Sunday, 13 February 2011

Butchery & Bakery in 17th Century England

As I have learned during my ongoing infatuation for English Georgian drinking glasses, there are two absolute certainties which you must keep in mind when developing an obsession for any material objects that come within the category of 'antiques': A - nomatter how knowledgeable you think you may be becoming about any specialised area, there is always someone lurking round the corner that knows a damn sight more than you do about it; and B - that person has either written the definitive book about it, or has consulted it on a daily basis in order to assist them in attaining their authoritative position.

With glass, that book is 'Eighteenth Century English Drinking Glasses, by L.M. Bickerton, and for English, base-metal candlesticks, the above tome - written by Eloy Koldeweij - seems to be the one, as I have just discovered. The Bickerton book can be picked up for about £50, and the Koldeweij one for between £90 and £150, plus delivery. Delivery is not cheap - it weighs about 10 pounds, and seems to have about 600 photographic illustrations - I will not know for sure until I have acquired my copy.

There is a massive conflict of interest here, which teeters on the brink of paradox. In order to obtain your object of choice - if 'choice' it is - at a price which suits your budget (we are talking bargains here) one has to rely on the fact that the seller or auctioneer does not know the value of the item they are selling, even if they have a clue as to it's age or provenance. But then the value of said item is entirely dependent on it's desirability, and the more people that seek out these objects, the more desirable they become. If you need to finance your obsession by selling on the odd item at a a good price, the potential buyer needs to know the maximum value of it before he is willing to part with the cash. Sooner or later, your average car-boot salesman will own a copy of Bickerton or Koldweij, in much the same way as your average burglar used to own a copy of Miller's Antiques Guide before the internet made it obsolete.

I was trawling through a Christie's auction catalogue the other day and came across a late 17th century brass candlestick which looked - to my eye - pretty similar to others that I had seen for about £200, and not visually as nice as the one I bought recently at auction for £40. The Christie's one sold for £10,000. That was when I started to look for the definitive book on the subject because, unlike the world of glass, I do not personally know any experts on base-metal candlesticks.

Of course, I derive great pleasure from the hunt for these type of things, but it is a strange, excruciating pleasure. I have never been attracted to sado-masochism, but I suspect that the pleasure derived from it is similar to mine when competing for glass, or - more recently - candlesticks.

I read a few years ago that - following clinical tests - every sado-masochist tested by the research scientists who made the report, had one thing in common: mild, frontal-lobe brain damage. The brain-damage is not the sort which is noticeable from the outside, as they all lead perfectly ordinary lives when not down the club, trussed up in leather and being beaten by dominatrice, and - if questioned - those on the receiving end of the lash would have said they were leading perfectly ordinary lives on their nights off too.

Perhaps all those years of drug and alcohol abuse are starting to pay off?


  1. Have you considered the SM alternative?

  2. I think, like you sort of said in the 3rd paragraph down Tom, that something is only worth as much as somebody is willing to pay. A lot of your average car booters only buy to make a quick buck with no thought for the craftsman-ship involved which is a bit sad to my way of thinking. I still love the candlesticks you bought. I think you had a bargain. Hope you get your books. Knowledge is endless.

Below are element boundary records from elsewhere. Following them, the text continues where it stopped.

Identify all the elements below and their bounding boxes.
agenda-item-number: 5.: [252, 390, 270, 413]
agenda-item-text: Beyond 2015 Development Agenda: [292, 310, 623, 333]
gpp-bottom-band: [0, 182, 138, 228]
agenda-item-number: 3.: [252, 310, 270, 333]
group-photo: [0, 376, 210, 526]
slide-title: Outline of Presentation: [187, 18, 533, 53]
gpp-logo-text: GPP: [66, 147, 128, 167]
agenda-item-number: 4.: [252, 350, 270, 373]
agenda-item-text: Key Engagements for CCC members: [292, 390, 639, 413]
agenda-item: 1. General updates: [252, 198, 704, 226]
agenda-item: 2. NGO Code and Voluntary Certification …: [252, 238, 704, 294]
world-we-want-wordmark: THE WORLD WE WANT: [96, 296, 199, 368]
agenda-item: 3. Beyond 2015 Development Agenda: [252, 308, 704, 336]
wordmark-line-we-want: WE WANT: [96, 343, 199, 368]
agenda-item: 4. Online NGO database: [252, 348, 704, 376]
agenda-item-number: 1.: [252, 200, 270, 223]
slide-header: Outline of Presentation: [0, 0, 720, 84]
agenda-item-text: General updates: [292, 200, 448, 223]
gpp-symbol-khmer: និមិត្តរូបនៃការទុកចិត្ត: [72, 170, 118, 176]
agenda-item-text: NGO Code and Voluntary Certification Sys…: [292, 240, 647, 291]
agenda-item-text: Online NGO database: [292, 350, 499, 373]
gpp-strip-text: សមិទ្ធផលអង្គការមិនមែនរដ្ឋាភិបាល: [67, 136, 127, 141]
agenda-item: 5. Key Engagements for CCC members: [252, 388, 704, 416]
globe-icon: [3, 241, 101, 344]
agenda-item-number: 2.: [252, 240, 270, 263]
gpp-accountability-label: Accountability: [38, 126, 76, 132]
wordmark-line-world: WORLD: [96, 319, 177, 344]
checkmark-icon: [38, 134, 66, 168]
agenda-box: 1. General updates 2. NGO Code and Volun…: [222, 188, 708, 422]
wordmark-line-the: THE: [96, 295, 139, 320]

  3. Yes Moll, it is endless, but there's no fools like us old ones (I speak for myself, btw). I've just bought another from eBay tonight... looks like an early 18 century bronze one to me... hee hee!

  4. I get older but no wiser so I guess you could include me in that as well. I love bronze. Put a picture up when it arrives.

  5. I will - I am childishly excited, so probably will be childishly disappointed as well... but I don;t think so. The plan is to collect as many good, early candlesticks as poss over the next year or so, then auction them in London - if I can bear to part with them. If my power gets cut off, then maybe I will use them all.